Experimental and Numerical Investigation of Reinforced Re entrant Auxetic Lattices and a Newly Developed SandWatch Design Using PLA

Abstract

This study explores the physical properties of one auxetic design modification and new developed design inspired by the hourglass, re-entrant honeycomb and the ''SandWatch'', through both experimental testing and finite element analysis (FEA). Baseline and reinforced variants of each design were manufactured with PLA and underwent uniaxial compression testing. Results demonstrated load capability enhancement, energy absorption increase, and auxetic performance enhancement through the addition of wall subdivision in the re-entrant lattice. By contrast, the SandWatch lattices developed a stable stress–strain relationship free of fractures, with the refined version possessing superior stability while the standard design achieving larger auxeticity (NPR ≈ –2.4).

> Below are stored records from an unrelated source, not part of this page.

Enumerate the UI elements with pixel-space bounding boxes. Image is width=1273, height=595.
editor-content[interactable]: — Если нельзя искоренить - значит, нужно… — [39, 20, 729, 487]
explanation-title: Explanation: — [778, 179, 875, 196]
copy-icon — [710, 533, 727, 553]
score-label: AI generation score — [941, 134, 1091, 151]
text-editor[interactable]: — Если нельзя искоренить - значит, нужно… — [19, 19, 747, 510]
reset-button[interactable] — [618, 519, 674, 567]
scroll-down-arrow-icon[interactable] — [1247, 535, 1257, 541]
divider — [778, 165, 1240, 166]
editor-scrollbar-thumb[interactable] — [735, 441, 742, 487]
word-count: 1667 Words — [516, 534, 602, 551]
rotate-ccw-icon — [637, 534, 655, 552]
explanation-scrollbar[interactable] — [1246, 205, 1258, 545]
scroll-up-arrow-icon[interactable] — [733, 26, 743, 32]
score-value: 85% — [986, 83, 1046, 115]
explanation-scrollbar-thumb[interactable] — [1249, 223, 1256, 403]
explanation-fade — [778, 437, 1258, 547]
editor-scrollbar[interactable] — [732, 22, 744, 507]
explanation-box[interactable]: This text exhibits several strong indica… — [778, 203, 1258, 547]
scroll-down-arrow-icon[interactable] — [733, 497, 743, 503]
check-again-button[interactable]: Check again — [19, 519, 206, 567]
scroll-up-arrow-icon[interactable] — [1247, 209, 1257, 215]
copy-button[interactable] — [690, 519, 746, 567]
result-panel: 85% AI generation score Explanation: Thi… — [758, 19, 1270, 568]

FEA accurately reproduced global deformation modes but struggled to capture waviness due to fractures and severe auxetic behavior accurately, while stress errors were within an acceptable range (except one model), the NPR errors remained high. This study's shortcomings comprised effects due to sample storage and simplified boundary conditions. The results emphasize the balance between auxeticity and strength across a range of geometries and reveal how reinforcement techniques can be tailored for optimum application in impact protection and light structural construction.